В этот же вечер Наташа, придя домой, села на стул в своей комнате и стала читать к завтрашнему дню по зоологии. В голове через некоторое время сделалось пусто. Отложив книгу, Наташа силилась, чтоб возникла какая-нибудь мысль, но мысли не получалось, хотя казалось, что немного еще просто даже физического усилия и закупорка эта прорвётся. Тут позвали её ужинать.

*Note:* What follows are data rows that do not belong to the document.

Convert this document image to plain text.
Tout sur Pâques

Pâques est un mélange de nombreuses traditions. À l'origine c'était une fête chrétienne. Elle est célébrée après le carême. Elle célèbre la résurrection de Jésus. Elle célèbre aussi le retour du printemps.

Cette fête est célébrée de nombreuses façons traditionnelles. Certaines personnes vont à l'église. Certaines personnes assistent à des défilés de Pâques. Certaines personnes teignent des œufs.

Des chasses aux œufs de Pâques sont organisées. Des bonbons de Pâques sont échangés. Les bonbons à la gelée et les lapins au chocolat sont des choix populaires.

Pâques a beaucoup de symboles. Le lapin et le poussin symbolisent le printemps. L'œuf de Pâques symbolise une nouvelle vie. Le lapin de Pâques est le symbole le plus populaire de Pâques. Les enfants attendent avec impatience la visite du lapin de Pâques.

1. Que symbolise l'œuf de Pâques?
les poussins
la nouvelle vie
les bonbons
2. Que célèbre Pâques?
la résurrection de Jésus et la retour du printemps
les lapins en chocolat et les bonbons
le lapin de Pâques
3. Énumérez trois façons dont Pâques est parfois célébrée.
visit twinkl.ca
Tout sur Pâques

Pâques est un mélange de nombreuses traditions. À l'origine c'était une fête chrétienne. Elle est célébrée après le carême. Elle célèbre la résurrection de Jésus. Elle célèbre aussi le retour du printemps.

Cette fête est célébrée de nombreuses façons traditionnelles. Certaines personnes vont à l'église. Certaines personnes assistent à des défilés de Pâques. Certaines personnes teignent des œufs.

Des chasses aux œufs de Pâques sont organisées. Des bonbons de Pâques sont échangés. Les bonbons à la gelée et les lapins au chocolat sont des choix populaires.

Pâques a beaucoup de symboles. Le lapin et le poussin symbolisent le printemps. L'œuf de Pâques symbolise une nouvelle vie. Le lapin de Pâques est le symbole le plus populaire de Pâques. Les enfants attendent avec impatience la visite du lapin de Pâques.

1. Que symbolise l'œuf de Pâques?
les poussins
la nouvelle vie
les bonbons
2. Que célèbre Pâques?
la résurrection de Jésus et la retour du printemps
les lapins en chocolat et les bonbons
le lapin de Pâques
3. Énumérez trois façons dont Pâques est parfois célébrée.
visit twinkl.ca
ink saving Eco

Наташа пошла в кухню, где сидели уже за столом отец, пожилой, всегда хмельной грузчик мебельного магазина, и младший брат, студент-химик, ушастый, с маленьким обидчивым ртом.

— Ах, Наташенька! — вздохнула мать, раскладывая ужин в тарелки, — какой же некрасивый всё-таки у тебя нос с этой канавкой!

— Двуствольный, хе-хе! — проговорил студент.

Наташа заплакала от этих слов в свою картошку с котлетой, но мыслей при этом по-прежнему в голове не находила, чувства же, которыми плакала, были механическими, инструментальными, не связанными с остальной душой. Потом получилось вдруг сказать брату:

— А у тебя уши тарелками!

— Ты чего оскорбляешь! — озлился он. — Я шучу, а ты... Я тоже так могу. Сумасшедшая! Забыла, как санитары тебя из ванной в психиатрическую машину вели? Чёрт бы тебя взял! Жениться из-за тебя не могу. Как прознают, что сестра... тово, так и ко мне подозрение. А чем, чем я виноват?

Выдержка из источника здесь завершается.